The Quiet Problem With Well-Supported Claims

Creatine is one of the most well-studied supplements in existence.

That claim is true if you’re a young male doing resistance training. The evidence base for that population is deep and robust.

But ask whether those conclusions hold for a 55-year-old woman interested in cognitive health, and the foundation gets dramatically thinner. The claim doesn’t become false. It becomes ungrounded for that specific context. And nothing you consumed told you that.

This pattern is everywhere. It isn’t misinformation in the dramatic sense (like deepfakes or conspiracy theories). However, it resembles something quieter and more corrosive: well-supported conclusions from one context applied confidently to another where the evidence simply isn’t there.
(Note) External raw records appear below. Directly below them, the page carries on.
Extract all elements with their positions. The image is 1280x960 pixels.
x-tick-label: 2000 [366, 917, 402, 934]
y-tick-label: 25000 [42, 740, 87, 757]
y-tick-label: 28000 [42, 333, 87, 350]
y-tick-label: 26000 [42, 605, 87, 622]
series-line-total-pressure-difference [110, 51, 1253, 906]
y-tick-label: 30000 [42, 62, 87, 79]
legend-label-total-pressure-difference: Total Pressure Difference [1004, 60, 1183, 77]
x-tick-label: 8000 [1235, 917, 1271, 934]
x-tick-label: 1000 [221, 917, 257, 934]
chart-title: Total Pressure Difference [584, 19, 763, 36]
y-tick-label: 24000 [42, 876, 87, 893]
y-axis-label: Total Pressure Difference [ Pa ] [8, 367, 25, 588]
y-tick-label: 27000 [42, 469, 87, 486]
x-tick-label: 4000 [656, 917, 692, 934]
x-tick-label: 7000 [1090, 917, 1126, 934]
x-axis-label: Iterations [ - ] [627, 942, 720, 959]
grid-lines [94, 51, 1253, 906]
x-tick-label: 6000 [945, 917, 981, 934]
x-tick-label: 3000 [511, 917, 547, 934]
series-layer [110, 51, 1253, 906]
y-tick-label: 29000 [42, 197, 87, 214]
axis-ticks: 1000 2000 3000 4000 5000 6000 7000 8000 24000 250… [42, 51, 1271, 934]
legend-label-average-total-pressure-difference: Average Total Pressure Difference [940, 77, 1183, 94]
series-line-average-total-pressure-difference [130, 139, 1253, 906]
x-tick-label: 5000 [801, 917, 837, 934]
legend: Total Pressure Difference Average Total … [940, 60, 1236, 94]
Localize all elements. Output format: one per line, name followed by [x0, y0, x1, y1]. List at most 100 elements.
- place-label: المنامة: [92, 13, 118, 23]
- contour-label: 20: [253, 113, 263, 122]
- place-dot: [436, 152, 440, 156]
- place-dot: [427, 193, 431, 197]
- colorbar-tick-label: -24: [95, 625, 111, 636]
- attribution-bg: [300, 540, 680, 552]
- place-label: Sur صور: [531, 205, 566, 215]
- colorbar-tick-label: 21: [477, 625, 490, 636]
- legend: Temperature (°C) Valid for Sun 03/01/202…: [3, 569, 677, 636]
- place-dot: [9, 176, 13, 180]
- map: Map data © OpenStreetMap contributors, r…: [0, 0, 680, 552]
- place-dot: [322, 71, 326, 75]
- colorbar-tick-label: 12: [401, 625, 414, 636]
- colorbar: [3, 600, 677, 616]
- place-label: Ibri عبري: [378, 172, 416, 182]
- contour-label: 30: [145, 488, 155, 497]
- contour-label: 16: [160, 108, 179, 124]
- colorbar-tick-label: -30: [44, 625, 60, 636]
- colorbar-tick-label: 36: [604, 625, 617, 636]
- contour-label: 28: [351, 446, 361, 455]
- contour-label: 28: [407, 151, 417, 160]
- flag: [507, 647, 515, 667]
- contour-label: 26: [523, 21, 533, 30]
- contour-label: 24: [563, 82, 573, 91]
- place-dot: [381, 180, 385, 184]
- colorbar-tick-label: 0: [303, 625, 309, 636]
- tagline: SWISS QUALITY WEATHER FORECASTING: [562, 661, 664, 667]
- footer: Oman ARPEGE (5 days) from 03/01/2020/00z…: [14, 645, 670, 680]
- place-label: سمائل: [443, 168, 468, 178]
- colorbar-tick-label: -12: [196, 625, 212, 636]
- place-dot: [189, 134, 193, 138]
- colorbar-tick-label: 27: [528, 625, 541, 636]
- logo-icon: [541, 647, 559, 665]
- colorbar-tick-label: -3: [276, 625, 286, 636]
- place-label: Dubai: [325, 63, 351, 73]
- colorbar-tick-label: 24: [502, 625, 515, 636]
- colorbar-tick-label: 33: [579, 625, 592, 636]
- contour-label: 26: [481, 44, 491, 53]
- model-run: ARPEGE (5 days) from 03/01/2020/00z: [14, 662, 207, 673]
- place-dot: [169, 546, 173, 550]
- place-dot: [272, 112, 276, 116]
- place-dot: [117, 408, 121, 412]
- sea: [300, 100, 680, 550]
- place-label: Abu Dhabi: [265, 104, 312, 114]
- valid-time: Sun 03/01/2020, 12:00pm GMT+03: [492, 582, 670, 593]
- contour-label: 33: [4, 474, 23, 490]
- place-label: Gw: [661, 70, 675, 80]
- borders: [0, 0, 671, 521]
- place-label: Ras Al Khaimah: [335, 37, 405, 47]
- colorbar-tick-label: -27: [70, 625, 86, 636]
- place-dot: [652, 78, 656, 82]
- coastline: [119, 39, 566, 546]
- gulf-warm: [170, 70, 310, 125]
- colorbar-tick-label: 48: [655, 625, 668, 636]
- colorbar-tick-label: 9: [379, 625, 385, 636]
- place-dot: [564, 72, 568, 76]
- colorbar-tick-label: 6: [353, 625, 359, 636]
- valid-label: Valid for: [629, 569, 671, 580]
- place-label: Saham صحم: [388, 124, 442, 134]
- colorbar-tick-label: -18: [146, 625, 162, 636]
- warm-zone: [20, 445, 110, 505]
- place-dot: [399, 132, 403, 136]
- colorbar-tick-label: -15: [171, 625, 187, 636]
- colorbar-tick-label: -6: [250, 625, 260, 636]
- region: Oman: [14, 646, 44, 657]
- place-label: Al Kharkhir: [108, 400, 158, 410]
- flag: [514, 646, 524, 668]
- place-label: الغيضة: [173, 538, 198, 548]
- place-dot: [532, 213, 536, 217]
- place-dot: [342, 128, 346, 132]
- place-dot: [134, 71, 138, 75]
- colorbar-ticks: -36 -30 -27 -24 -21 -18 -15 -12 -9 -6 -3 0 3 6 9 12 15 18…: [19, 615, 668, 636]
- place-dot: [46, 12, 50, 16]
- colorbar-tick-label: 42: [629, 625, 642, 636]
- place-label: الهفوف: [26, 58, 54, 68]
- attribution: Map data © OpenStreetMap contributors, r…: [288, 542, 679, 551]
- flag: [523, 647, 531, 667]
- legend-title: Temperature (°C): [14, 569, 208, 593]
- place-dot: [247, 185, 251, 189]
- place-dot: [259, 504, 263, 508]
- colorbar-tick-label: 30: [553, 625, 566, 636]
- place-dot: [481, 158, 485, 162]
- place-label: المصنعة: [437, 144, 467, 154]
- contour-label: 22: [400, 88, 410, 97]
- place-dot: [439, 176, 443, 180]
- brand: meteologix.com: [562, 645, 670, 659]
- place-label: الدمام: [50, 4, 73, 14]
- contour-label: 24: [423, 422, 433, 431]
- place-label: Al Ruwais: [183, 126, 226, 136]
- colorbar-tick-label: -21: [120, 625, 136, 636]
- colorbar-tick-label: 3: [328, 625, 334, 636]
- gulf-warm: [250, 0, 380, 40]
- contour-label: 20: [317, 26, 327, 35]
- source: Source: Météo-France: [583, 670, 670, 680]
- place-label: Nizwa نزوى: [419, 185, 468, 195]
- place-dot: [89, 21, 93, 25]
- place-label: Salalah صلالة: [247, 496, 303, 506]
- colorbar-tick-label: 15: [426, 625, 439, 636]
A recent study in Nature found that AI models exhibit a pattern resembling the Dunning-Kruger effect: the most accessible models are the most confidently wrong, while the most capable ones are more accurate but less decisive [1]. The systems we’re building to help verify information don’t know what they don’t know either.

The reason is architectural. Today’s AI learns from statistical patterns. It can tell you what’s likely, but not what’s grounded. Fortunately, a promising counter-trajectory is emerging and is now getting more and more attention: smaller, specialized models paired with structured knowledge that encodes not just facts, but where those facts come from and where the evidence runs out [2]. I might go into more details about that particular paper in a later post.

One of the reasons why I found that paper interesting is that it revolves around the same overarching topic as my master’s thesis did back in the day. That is, how language models could be improved by grounding them in knowledge graphs (structured representations of how concepts relate and where claims find their support). The question I was asking then is the same one I’m asking now, just at a much larger scale.

Going back even further to when I decided to study physics for my undergraduate degree, I did it because I wanted to describe the world. The first thing you learn is that uncertainty bounds matter as much as the measurement itself. A result without error bars isn’t a result - it’s at best a guess. I believe the same principle should apply to the information systems we rely on every day and that we can avoid past one another if we can make the ‘error bars’ explicit to reveal the underlying assumptions.

Together with an amazing team, I am building in this exact space and I can’t wait to share what we’ve been working on very soon.